Valet Vision is a flexible, open-source automation platform built on the Raspberry Pi. It enables precise control and observation of mobile devices through a combination of computer vision, hardware control, and network-accessible APIs.
At its core, Valet Vision runs an HTTP server on a Raspberry Pi. This server exposes a simple JSON-over-HTTP API to:
- Access the camera feed
- Simulate virtual mouse, keyboard, and stylus inputs
- Capture screenshots and stream live MJPEG video
All requests can be made locally or over the network. The API is platform-agnostic, allowing automation scripts to run:
- Locally on the Valet itself
- On another machine within the same network
🗺️ Architecture diagram: valetnet.dev/overview
Valet Vision uses Linux’s USB Gadget protocol to emulate USB peripherals to a connected mobile device.

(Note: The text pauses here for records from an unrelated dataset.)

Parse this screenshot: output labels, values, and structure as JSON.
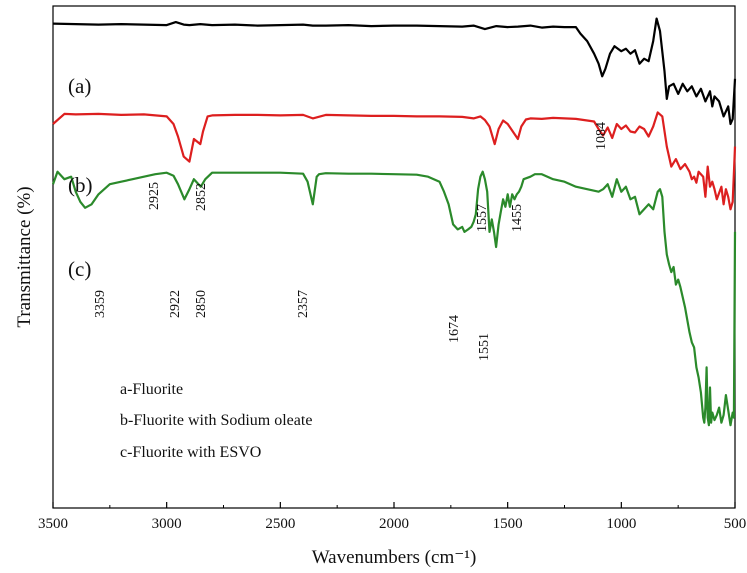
{
  "chart_data": {
    "type": "line",
    "title": "",
    "xlabel": "Wavenumbers (cm⁻¹)",
    "ylabel": "Transmittance (%)",
    "xlim": [
      3500,
      500
    ],
    "x_reversed": true,
    "yticks_shown": false,
    "grid": false,
    "x_ticks": [
      "3500",
      "3000",
      "2500",
      "2000",
      "1500",
      "1000",
      "500"
    ],
    "legend": {
      "placement": "bottom-left",
      "entries": [
        "a-Fluorite",
        "b-Fluorite with Sodium oleate",
        "c-Fluorite with ESVO"
      ]
    },
    "series": [
      {
        "name": "a-Fluorite",
        "curve_label": "(a)",
        "color": "#000000",
        "x": [
          3500,
          3400,
          3300,
          3200,
          3100,
          3000,
          2960,
          2925,
          2900,
          2852,
          2800,
          2700,
          2600,
          2500,
          2400,
          2357,
          2300,
          2200,
          2100,
          2000,
          1900,
          1800,
          1700,
          1650,
          1600,
          1550,
          1500,
          1455,
          1400,
          1350,
          1300,
          1250,
          1200,
          1180,
          1150,
          1120,
          1100,
          1084,
          1070,
          1050,
          1030,
          1000,
          980,
          960,
          940,
          920,
          900,
          880,
          860,
          845,
          830,
          810,
          800,
          790,
          770,
          750,
          730,
          710,
          690,
          670,
          650,
          630,
          610,
          600,
          590,
          570,
          550,
          530,
          520,
          510,
          500
        ],
        "y": [
          96.5,
          96.4,
          96.3,
          96.4,
          96.3,
          96.2,
          96.8,
          96.3,
          96.2,
          96.4,
          96.2,
          96.3,
          96.1,
          96.2,
          96.3,
          96.1,
          96.1,
          96.2,
          96.0,
          96.1,
          96.1,
          96.0,
          95.9,
          96.1,
          95.4,
          96.0,
          95.8,
          95.9,
          96.1,
          95.7,
          95.9,
          95.8,
          95.8,
          94.5,
          93.0,
          90.5,
          88.5,
          86.0,
          87.5,
          90.5,
          92.0,
          91.0,
          91.5,
          90.5,
          91.2,
          88.5,
          89.5,
          89.0,
          93.0,
          97.5,
          95.0,
          87.0,
          81.5,
          84.0,
          84.5,
          82.5,
          84.5,
          83.0,
          84.0,
          82.0,
          83.5,
          81.0,
          83.0,
          80.0,
          82.0,
          81.0,
          78.0,
          80.0,
          76.5,
          77.5,
          85.5
        ]
      },
      {
        "name": "b-Fluorite with Sodium oleate",
        "curve_label": "(b)",
        "color": "#dd1f1f",
        "x": [
          3500,
          3450,
          3400,
          3300,
          3200,
          3100,
          3050,
          3000,
          2970,
          2950,
          2925,
          2900,
          2880,
          2852,
          2840,
          2820,
          2800,
          2700,
          2600,
          2500,
          2400,
          2357,
          2300,
          2200,
          2100,
          2000,
          1900,
          1800,
          1700,
          1650,
          1620,
          1600,
          1580,
          1557,
          1540,
          1520,
          1500,
          1470,
          1455,
          1440,
          1420,
          1400,
          1350,
          1300,
          1250,
          1200,
          1150,
          1120,
          1100,
          1080,
          1060,
          1040,
          1020,
          1000,
          980,
          960,
          940,
          920,
          900,
          880,
          860,
          840,
          820,
          800,
          780,
          760,
          740,
          720,
          700,
          690,
          680,
          670,
          660,
          640,
          630,
          620,
          610,
          600,
          590,
          580,
          560,
          550,
          540,
          530,
          520,
          510,
          500
        ],
        "y": [
          76.5,
          78.5,
          78.4,
          78.5,
          78.3,
          78.4,
          78.2,
          78.0,
          76.5,
          74.0,
          70.0,
          69.0,
          73.5,
          72.5,
          75.0,
          78.0,
          78.2,
          78.3,
          78.3,
          78.2,
          78.3,
          77.6,
          78.3,
          78.2,
          78.1,
          78.1,
          78.0,
          78.0,
          77.9,
          77.6,
          78.0,
          77.3,
          76.0,
          72.5,
          75.5,
          77.2,
          76.5,
          74.5,
          73.5,
          76.0,
          77.4,
          77.6,
          77.5,
          77.7,
          77.6,
          77.5,
          77.2,
          77.0,
          75.5,
          74.2,
          75.8,
          73.7,
          76.5,
          75.5,
          76.2,
          75.0,
          74.8,
          76.0,
          75.5,
          74.0,
          76.0,
          78.8,
          78.0,
          72.0,
          68.0,
          69.5,
          67.5,
          68.5,
          67.0,
          65.5,
          66.0,
          64.8,
          67.0,
          66.0,
          62.0,
          68.0,
          64.0,
          65.0,
          63.5,
          61.5,
          64.0,
          60.5,
          63.5,
          62.0,
          59.5,
          61.0,
          72.0
        ]
      },
      {
        "name": "c-Fluorite with ESVO",
        "curve_label": "(c)",
        "color": "#2b8a2b",
        "x": [
          3500,
          3480,
          3450,
          3420,
          3400,
          3380,
          3359,
          3330,
          3300,
          3250,
          3200,
          3150,
          3100,
          3050,
          3000,
          2970,
          2950,
          2922,
          2900,
          2880,
          2850,
          2830,
          2800,
          2700,
          2600,
          2500,
          2400,
          2380,
          2357,
          2340,
          2330,
          2300,
          2200,
          2100,
          2000,
          1900,
          1850,
          1800,
          1780,
          1760,
          1740,
          1720,
          1700,
          1690,
          1674,
          1660,
          1650,
          1640,
          1630,
          1620,
          1610,
          1600,
          1590,
          1580,
          1570,
          1560,
          1551,
          1540,
          1530,
          1520,
          1510,
          1500,
          1490,
          1480,
          1470,
          1460,
          1450,
          1440,
          1430,
          1400,
          1380,
          1350,
          1300,
          1250,
          1200,
          1150,
          1100,
          1080,
          1060,
          1040,
          1020,
          1000,
          980,
          960,
          940,
          920,
          900,
          880,
          860,
          840,
          830,
          820,
          810,
          800,
          790,
          780,
          770,
          760,
          750,
          740,
          720,
          700,
          690,
          680,
          670,
          660,
          650,
          640,
          635,
          630,
          625,
          620,
          615,
          610,
          605,
          600,
          590,
          580,
          570,
          560,
          550,
          540,
          530,
          520,
          510,
          505,
          500
        ],
        "y": [
          64.5,
          67.0,
          65.5,
          66.0,
          63.0,
          61.0,
          59.8,
          60.5,
          62.5,
          64.5,
          65.0,
          65.5,
          66.0,
          66.5,
          66.8,
          66.2,
          64.5,
          61.5,
          63.5,
          65.5,
          64.0,
          65.5,
          66.8,
          66.8,
          66.8,
          66.8,
          66.6,
          65.0,
          60.5,
          66.0,
          66.5,
          66.7,
          66.6,
          66.6,
          66.5,
          66.4,
          66.0,
          65.0,
          63.0,
          60.5,
          56.5,
          55.5,
          56.0,
          55.0,
          55.5,
          56.0,
          57.0,
          58.5,
          63.5,
          66.0,
          67.0,
          65.5,
          63.0,
          55.0,
          57.5,
          55.0,
          52.0,
          56.5,
          59.0,
          61.5,
          60.0,
          62.5,
          60.0,
          62.5,
          61.5,
          62.5,
          63.0,
          64.0,
          65.5,
          66.0,
          66.5,
          66.5,
          65.5,
          65.0,
          64.0,
          63.5,
          63.0,
          63.5,
          64.5,
          62.0,
          65.5,
          63.0,
          64.0,
          61.5,
          62.0,
          58.5,
          59.5,
          60.5,
          59.5,
          63.0,
          63.5,
          62.0,
          55.0,
          50.5,
          48.5,
          47.0,
          48.0,
          44.5,
          45.5,
          44.0,
          40.0,
          35.0,
          33.0,
          32.0,
          28.0,
          26.0,
          23.0,
          18.0,
          17.0,
          20.0,
          28.0,
          18.0,
          16.5,
          24.0,
          17.0,
          19.0,
          17.5,
          18.5,
          20.0,
          17.0,
          18.5,
          22.5,
          19.5,
          16.5,
          19.0,
          18.0,
          55.0
        ]
      }
    ],
    "peak_annotations": [
      {
        "label": "1084",
        "series": "a"
      },
      {
        "label": "2925",
        "series": "b"
      },
      {
        "label": "2852",
        "series": "b"
      },
      {
        "label": "1557",
        "series": "b"
      },
      {
        "label": "1455",
        "series": "b"
      },
      {
        "label": "3359",
        "series": "c"
      },
      {
        "label": "2922",
        "series": "c"
      },
      {
        "label": "2850",
        "series": "c"
      },
      {
        "label": "2357",
        "series": "c"
      },
      {
        "label": "1674",
        "series": "c"
      },
      {
        "label": "1551",
        "series": "c"
      }
    ]
  }
}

This includes:
- Virtual touch stylus
- USB keyboard and mouse
- Optional Ethernet gadget mode to share or restrict the Pi’s network access with the mobile device
This allows both input simulation and network configuration of the attached phone or tablet, all via a single USB connection.
- Screenshots can be fetched as
image/jpeg
orimage/png
- A live video stream is available as an MJPEG feed over HTTP
Valet Vision includes:
- OpenCV for computer vision and object detection
- Tesseract OCR for text recognition
These tools allow automation scripts to detect and act on visual UI elements in screenshots.
For more demanding AI workloads, you have options:
- Add the Raspberry Pi AI Kit (GPU accelerator)
- Run ML inference remotely on a more powerful machine
- Use hosted services to offload heavy image processing
Importantly, Valet Vision operates fully offline by default—it does not require or depend on any cloud services.
For full-device automation, Valet Vision can control hardware side buttons (e.g., power, volume up/down) via an optional Push Button Module (PBM):
- PBM actuators are digitally controlled servos
- Connected via Dynamixel Protocol 2.0 over serial from the Pi
- Placement is flexible—PBM arms can be positioned on either side of the device
Support for PBM control via HTTP API is on the roadmap.
🔗 More on the Dynamixel Protocol: emanual.robotis.com
The software that powers Valet Vision is fully open source:
- Core Server: checkbox-server on GitHub
- Python Client: checkbox-client-python
curl -X POST $HOST/api/touch/tap
-H "Content-Type: application/json"
-d '{"x": 0, "y": 0}'
Valet Vision is designed to be adaptable:
- Fully autonomous (all logic and inference on-device)
- Or controlled remotely from any machine on the same network
- No mandatory cloud infrastructure
This makes it ideal for labs, local QA environments, and regulated industries where network control and data locality matter.